The front page of Rupert Murdoch's New York Post yesterday shows the graves of Normandy with the headline: "They died for France but France has forgotten."
"Where are the French now, as Americans prepare to put their soldiers on the line to fight today's Hitler, Saddam Hussein?" asks the pugnacious columnist Steve Dunleavy. "Talking appeasement. Wimping out. How can they have forgotten?" A cartoon in the same paper shows an ostrich with its head in the sand below the words: "The national bird of France."
American wrath has been reserved for those nations which oppose their leadership, particularly following the decision to oppose shifting Nato resources to Turkey. "Three countries - France, Germany and their
mini-me minion, Belgium - have moved from opposition to US policy toward Iraq into formal, and consequential obstructionism," argued the Wall Street Journal in an editorial yesterday. "If there is a war [the Turks] will face the danger of direct attack that is not feared in the chocolate shops of Brussels." The front page of the National Review blares "Putsch" with a sub-headline: "How to defeat the Franco-German power grab."
While the jibes may be puerile, the possibility that the Bush administration and commercial outlets might follow them up with punitive measures has struck some as pernicious. An ad, due to come out soon, shows three German-made cars, including an Audi and a BMW, driving towards the camera with a voice saying: "Do you really want to buy a German car?"
If there has been any European country that has attracted more contempt than others, it is France. In the Wall Street Journal, Christopher Hitchens described Jacques Chirac as "
a positive monster of conceit _ the abject procurer for Saddam ... the rat that tried to roar". In the Washington Post, George Will opined that the "oily" foreign affairs minister, Dominique de Villepin, had launched France into "an exercise for which France has often refined its savoir-faire since 1870, which is to say retreat - this time into incoherence".
And in the New York Times, Thomas Friedman argued that France should be removed from the security council and be replaced with India: "India is just so much more serious than France these days.

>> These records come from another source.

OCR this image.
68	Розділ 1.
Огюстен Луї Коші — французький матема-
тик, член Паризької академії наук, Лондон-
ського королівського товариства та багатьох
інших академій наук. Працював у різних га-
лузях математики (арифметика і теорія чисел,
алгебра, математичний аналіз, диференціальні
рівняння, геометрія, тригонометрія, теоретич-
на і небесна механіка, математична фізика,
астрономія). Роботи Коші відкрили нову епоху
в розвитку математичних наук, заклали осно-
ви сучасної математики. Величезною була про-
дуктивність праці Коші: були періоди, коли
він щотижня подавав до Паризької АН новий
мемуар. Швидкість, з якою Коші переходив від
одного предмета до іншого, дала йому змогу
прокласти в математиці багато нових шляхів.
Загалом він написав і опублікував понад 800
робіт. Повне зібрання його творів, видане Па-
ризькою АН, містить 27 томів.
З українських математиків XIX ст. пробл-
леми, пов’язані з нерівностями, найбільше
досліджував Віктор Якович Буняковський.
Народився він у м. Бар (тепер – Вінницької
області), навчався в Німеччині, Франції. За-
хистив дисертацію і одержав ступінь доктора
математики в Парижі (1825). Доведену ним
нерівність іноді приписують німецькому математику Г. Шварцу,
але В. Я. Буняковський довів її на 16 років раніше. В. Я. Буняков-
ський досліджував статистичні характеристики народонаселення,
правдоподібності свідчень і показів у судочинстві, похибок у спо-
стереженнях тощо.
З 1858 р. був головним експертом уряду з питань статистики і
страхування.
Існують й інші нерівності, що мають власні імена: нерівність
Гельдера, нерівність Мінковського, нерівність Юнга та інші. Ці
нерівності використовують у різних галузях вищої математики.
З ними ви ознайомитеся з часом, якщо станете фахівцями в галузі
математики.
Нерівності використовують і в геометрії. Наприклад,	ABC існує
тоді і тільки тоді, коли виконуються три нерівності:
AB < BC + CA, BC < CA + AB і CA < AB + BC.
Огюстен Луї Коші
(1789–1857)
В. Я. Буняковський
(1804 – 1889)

France is so caught up with its need to differentiate itself from America to feel important, it's become silly." The Wall Street Journal editor, Max Boot, argues: "France has been in decline since, oh, about 1815, and it isn't happy about it." What particularly galls the Gauls is that their rightful place in the world has been usurped by the gauche Americans."
At its ugliest, the transatlantic bile is becoming increasingly personal. When France Inter radio's correspondent in Washington, Laurence Simon, started to explain her government's position to Fox News (owned by Murdoch) she was interrupted by the presenter. "
With friends like you, who needs enemies," she was told as she was taken off air.